Au cœur de ce débat se trouve une question bien plus importante que l'intelligence artificielle, la technologie, l'économie, voire la politique mondiale. La véritable question est la suivante : qui est au centre ?
Depuis deux mille ans, l’Église catholique proclame que Jésus-Christ n’est pas seulement la révélation de l’humanité authentique, ni un simple modèle de communion et de solidarité. Il est le Fils éternel de Dieu, crucifié et ressuscité pour le salut des pécheurs. L’Église existe avant tout pour glorifier Dieu, proclamer l’Évangile, sauver les âmes et conduire l’humanité à la vie éternelle.
Certes, l’Église doit défendre la dignité humaine, résister à la déshumanisation technologique, s’opposer à l’exploitation et combattre l’injustice. Cependant, toutes ces préoccupations doivent demeurer ancrées dans l’ordre surnaturel. La dignité humaine ne peut se détacher de la vérité que l’homme est une créature qui appartient à Dieu et qui est appelée à la conversion, à la sainteté et à l’adoration. Lorsque l’humanité elle-même devient le principal prisme d’interprétation de la théologie, même les plus beaux discours sur la fraternité, la paix, la communion et la dignité peuvent peu à peu dériver vers une forme d’humanisme religieux qui ne place plus Dieu au premier plan.

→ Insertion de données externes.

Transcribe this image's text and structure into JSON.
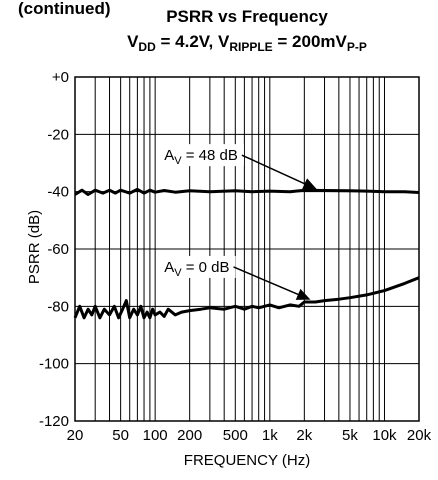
{
  "header_fragment": "(continued)",
  "chart_data": {
    "type": "line",
    "title": "PSRR vs Frequency",
    "subtitle": {
      "parts": [
        {
          "text": "V",
          "sub": false
        },
        {
          "text": "DD",
          "sub": true
        },
        {
          "text": " = 4.2V, V",
          "sub": false
        },
        {
          "text": "RIPPLE",
          "sub": true
        },
        {
          "text": " = 200mV",
          "sub": false
        },
        {
          "text": "P-P",
          "sub": true
        }
      ]
    },
    "xlabel": "FREQUENCY (Hz)",
    "ylabel": "PSRR (dB)",
    "xscale": "log",
    "xlim": [
      20,
      20000
    ],
    "ylim": [
      -120,
      0
    ],
    "grid": true,
    "x_ticks": [
      {
        "value": 20,
        "label": "20"
      },
      {
        "value": 50,
        "label": "50"
      },
      {
        "value": 100,
        "label": "100"
      },
      {
        "value": 200,
        "label": "200"
      },
      {
        "value": 500,
        "label": "500"
      },
      {
        "value": 1000,
        "label": "1k"
      },
      {
        "value": 2000,
        "label": "2k"
      },
      {
        "value": 5000,
        "label": "5k"
      },
      {
        "value": 10000,
        "label": "10k"
      },
      {
        "value": 20000,
        "label": "20k"
      }
    ],
    "y_ticks": [
      {
        "value": 0,
        "label": "+0"
      },
      {
        "value": -20,
        "label": "-20"
      },
      {
        "value": -40,
        "label": "-40"
      },
      {
        "value": -60,
        "label": "-60"
      },
      {
        "value": -80,
        "label": "-80"
      },
      {
        "value": -100,
        "label": "-100"
      },
      {
        "value": -120,
        "label": "-120"
      }
    ],
    "series": [
      {
        "name": "A_V = 48 dB",
        "x": [
          20,
          23,
          26,
          30,
          35,
          40,
          45,
          50,
          60,
          70,
          80,
          90,
          100,
          120,
          150,
          200,
          300,
          500,
          700,
          1000,
          1500,
          2000,
          3000,
          5000,
          7000,
          10000,
          15000,
          20000
        ],
        "y": [
          -41,
          -39.5,
          -41,
          -39.5,
          -40.5,
          -39.5,
          -40.5,
          -39.5,
          -40.5,
          -39.2,
          -40.5,
          -39.5,
          -40.2,
          -39.6,
          -40.2,
          -39.7,
          -40,
          -39.7,
          -40,
          -39.8,
          -40,
          -39.5,
          -39.6,
          -39.7,
          -39.8,
          -40,
          -40,
          -40.3
        ]
      },
      {
        "name": "A_V = 0 dB",
        "x": [
          20,
          22,
          24,
          26,
          28,
          30,
          33,
          36,
          40,
          44,
          48,
          52,
          56,
          60,
          65,
          70,
          75,
          80,
          85,
          90,
          95,
          100,
          110,
          120,
          130,
          150,
          170,
          200,
          250,
          300,
          400,
          500,
          600,
          700,
          800,
          1000,
          1200,
          1500,
          1800,
          2000,
          2500,
          3000,
          4000,
          5000,
          7000,
          10000,
          15000,
          20000
        ],
        "y": [
          -84,
          -80,
          -84,
          -81,
          -83,
          -80,
          -84,
          -81,
          -83,
          -80,
          -84,
          -81,
          -78,
          -84,
          -81,
          -83,
          -80,
          -84,
          -82,
          -84,
          -81,
          -83,
          -82,
          -83.5,
          -81,
          -83,
          -82,
          -81.5,
          -81,
          -80.5,
          -81,
          -80,
          -81,
          -80,
          -80.5,
          -79.5,
          -80.5,
          -79.5,
          -80,
          -78.5,
          -78.5,
          -78,
          -77.5,
          -77,
          -76,
          -74.5,
          -72,
          -70
        ]
      }
    ],
    "annotations": [
      {
        "label_parts": [
          {
            "text": "A",
            "sub": false
          },
          {
            "text": "V",
            "sub": true
          },
          {
            "text": " = 48 dB",
            "sub": false
          }
        ],
        "text_x": 120,
        "text_y": -29,
        "arrow_to_x": 2500,
        "arrow_to_y": -40
      },
      {
        "label_parts": [
          {
            "text": "A",
            "sub": false
          },
          {
            "text": "V",
            "sub": true
          },
          {
            "text": " = 0 dB",
            "sub": false
          }
        ],
        "text_x": 120,
        "text_y": -68,
        "arrow_to_x": 2200,
        "arrow_to_y": -78.5
      }
    ]
  }
}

C’est pourquoi le discernement est plus que jamais nécessaire à notre époque.
Nous vivons à une époque profondément marquée par l'anthropocentrisme – une époque où l'on parle de plus en plus d'humanité en oubliant Dieu, de solidarité en négligeant la repentance, et où l'on cherche le salut par le biais de systèmes, de technologies, de la psychologie ou de structures politiques plutôt que par la Croix de Jésus-Christ.
La réponse à la crise moderne ne se trouve ni dans le transhumanisme, ni dans la technocratie, ni dans l'intelligence artificielle, ni dans une vision purement humanitaire du monde. Elle ne se trouve pas non plus dans le désespoir ou la peur. La réponse demeure ce qu'elle a toujours été : Jésus-Christ, Roi des rois et Seigneur des seigneurs.

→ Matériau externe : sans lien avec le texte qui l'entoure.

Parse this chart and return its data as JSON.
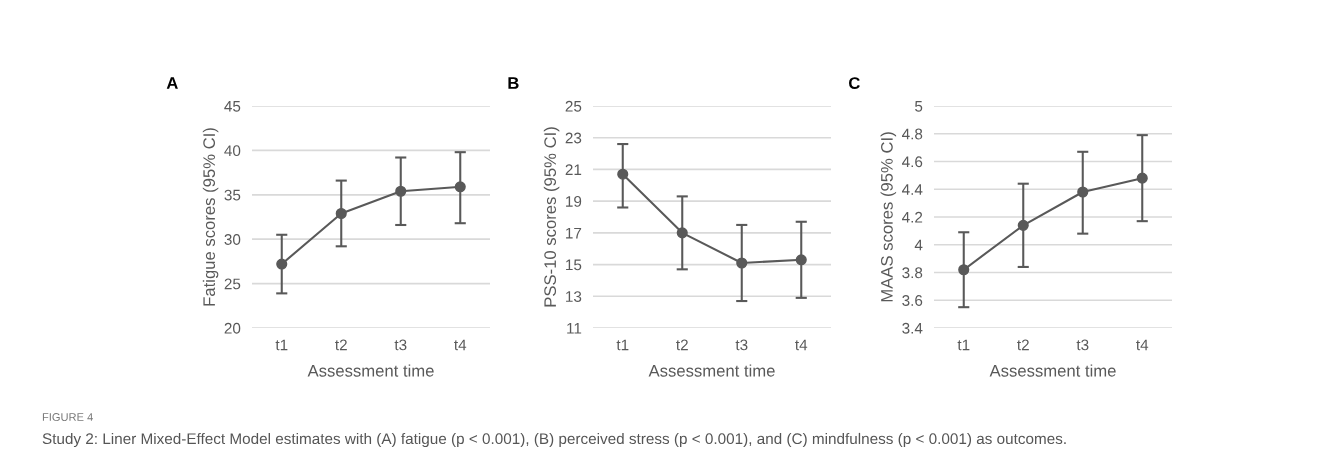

Seul le Christ révèle la grandeur et la misère de l'homme. Seul le Christ guérit les blessures du péché. Seul le Christ rétablit l'ordre divin. Seul le Christ peut apporter la vraie paix, car seul le Christ réconcilie l'homme avec Dieu.

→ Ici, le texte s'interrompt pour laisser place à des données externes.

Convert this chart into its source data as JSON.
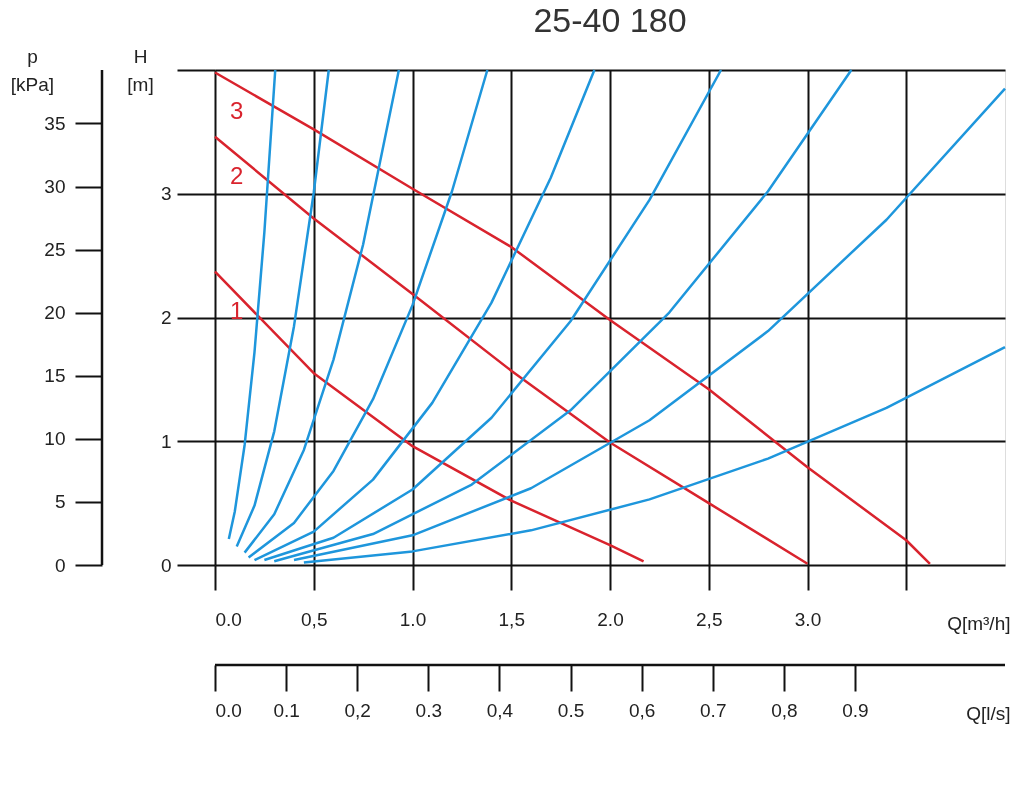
{
  "chart_data": {
    "type": "line",
    "title": "25-40 180",
    "xlabel": "Q[m³/h]",
    "ylabel": "H [m]",
    "y2label": "p [kPa]",
    "x2label": "Q[l/s]",
    "xlim": [
      0,
      4
    ],
    "xticks": [
      {
        "value": 0,
        "label": "0.0"
      },
      {
        "value": 0.5,
        "label": "0,5"
      },
      {
        "value": 1,
        "label": "1.0"
      },
      {
        "value": 1.5,
        "label": "1,5"
      },
      {
        "value": 2,
        "label": "2.0"
      },
      {
        "value": 2.5,
        "label": "2,5"
      },
      {
        "value": 3,
        "label": "3.0"
      },
      {
        "value": 3.5,
        "label": null
      }
    ],
    "ylim": [
      0,
      4
    ],
    "yticks": [
      0,
      1,
      2,
      3,
      {
        "value": 4,
        "label": null
      }
    ],
    "y2lim": [
      0,
      39.24
    ],
    "y2ticks": [
      0,
      5,
      10,
      15,
      20,
      25,
      30,
      35
    ],
    "x2lim": [
      0,
      1.111
    ],
    "x2ticks": [
      {
        "value": 0,
        "label": "0.0"
      },
      {
        "value": 0.1,
        "label": "0.1"
      },
      {
        "value": 0.2,
        "label": "0,2"
      },
      {
        "value": 0.3,
        "label": "0.3"
      },
      {
        "value": 0.4,
        "label": "0,4"
      },
      {
        "value": 0.5,
        "label": "0.5"
      },
      {
        "value": 0.6,
        "label": "0,6"
      },
      {
        "value": 0.7,
        "label": "0.7"
      },
      {
        "value": 0.8,
        "label": "0,8"
      },
      {
        "value": 0.9,
        "label": "0.9"
      }
    ],
    "grid": true,
    "legend": false,
    "marker": "none",
    "line_style": "solid",
    "series": [
      {
        "name": "3",
        "color": "#d9232d",
        "x": [
          0,
          0.5,
          1,
          1.5,
          2,
          2.5,
          3,
          3.5,
          3.62
        ],
        "values": [
          3.98,
          3.52,
          3.04,
          2.57,
          1.98,
          1.42,
          0.79,
          0.2,
          0.01
        ]
      },
      {
        "name": "2",
        "color": "#d9232d",
        "x": [
          0,
          0.5,
          1,
          1.5,
          2,
          2.5,
          3
        ],
        "values": [
          3.46,
          2.8,
          2.19,
          1.57,
          0.99,
          0.5,
          0.01
        ]
      },
      {
        "name": "1",
        "color": "#d9232d",
        "x": [
          0,
          0.5,
          1,
          1.5,
          2,
          2.17
        ],
        "values": [
          2.37,
          1.55,
          0.96,
          0.52,
          0.16,
          0.03
        ]
      },
      {
        "color": "#1e96dc",
        "x": [
          0.07,
          0.1,
          0.15,
          0.2,
          0.25,
          0.305
        ],
        "values": [
          0.21,
          0.43,
          0.97,
          1.72,
          2.69,
          4.0
        ]
      },
      {
        "color": "#1e96dc",
        "x": [
          0.11,
          0.2,
          0.3,
          0.4,
          0.5,
          0.576
        ],
        "values": [
          0.15,
          0.48,
          1.08,
          1.93,
          3.01,
          4.0
        ]
      },
      {
        "color": "#1e96dc",
        "x": [
          0.15,
          0.3,
          0.45,
          0.6,
          0.75,
          0.931
        ],
        "values": [
          0.1,
          0.41,
          0.93,
          1.66,
          2.59,
          4.0
        ]
      },
      {
        "color": "#1e96dc",
        "x": [
          0.17,
          0.4,
          0.6,
          0.8,
          1.0,
          1.2,
          1.379
        ],
        "values": [
          0.06,
          0.34,
          0.76,
          1.34,
          2.1,
          3.02,
          4.0
        ]
      },
      {
        "color": "#1e96dc",
        "x": [
          0.2,
          0.5,
          0.8,
          1.1,
          1.4,
          1.7,
          1.921
        ],
        "values": [
          0.04,
          0.27,
          0.69,
          1.31,
          2.12,
          3.13,
          4.0
        ]
      },
      {
        "color": "#1e96dc",
        "x": [
          0.25,
          0.6,
          1.0,
          1.4,
          1.8,
          2.2,
          2.562
        ],
        "values": [
          0.04,
          0.22,
          0.61,
          1.19,
          1.97,
          2.95,
          4.0
        ]
      },
      {
        "color": "#1e96dc",
        "x": [
          0.3,
          0.8,
          1.3,
          1.8,
          2.3,
          2.8,
          3.222
        ],
        "values": [
          0.03,
          0.25,
          0.65,
          1.25,
          2.04,
          3.02,
          4.0
        ]
      },
      {
        "color": "#1e96dc",
        "x": [
          0.4,
          1.0,
          1.6,
          2.2,
          2.8,
          3.4,
          4.0
        ],
        "values": [
          0.04,
          0.24,
          0.62,
          1.17,
          1.89,
          2.79,
          3.85
        ]
      },
      {
        "color": "#1e96dc",
        "x": [
          0.45,
          1.0,
          1.6,
          2.2,
          2.8,
          3.4,
          4.0
        ],
        "values": [
          0.02,
          0.11,
          0.28,
          0.53,
          0.86,
          1.27,
          1.76
        ]
      }
    ]
  }
}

En tant que catholiques, nous devons donc demeurer fermement enracinés dans la foi pérenne de l’Église – dans l’Écriture Sainte, la Tradition sacrée, le Saint Sacrifice de la Messe, la dévotion eucharistique, la prière, la pénitence, la fidélité à la vérité et la recherche de la sainteté. Nous devons résister à toute tentative de réduire le christianisme à un simple projet terrestre, même sous couvert d’un langage compatissant ou spirituel.
Le monde n’a pas besoin d’une nouvelle religion centrée sur l’humanité. Le monde a besoin de l’Évangile.
Que Notre-Dame, Siège de la Sagesse et Destructrice des hérésies, intercède pour l’Église en ce temps de confusion. Qu’elle nous aide à demeurer fidèles à son Divin Fils, afin qu’en tout temps et dans toute épreuve, nous puissions proclamer avec clarté et courage : « Jésus-Christ est le même hier et aujourd’hui ; il le sera éternellement » (Heb 13,8).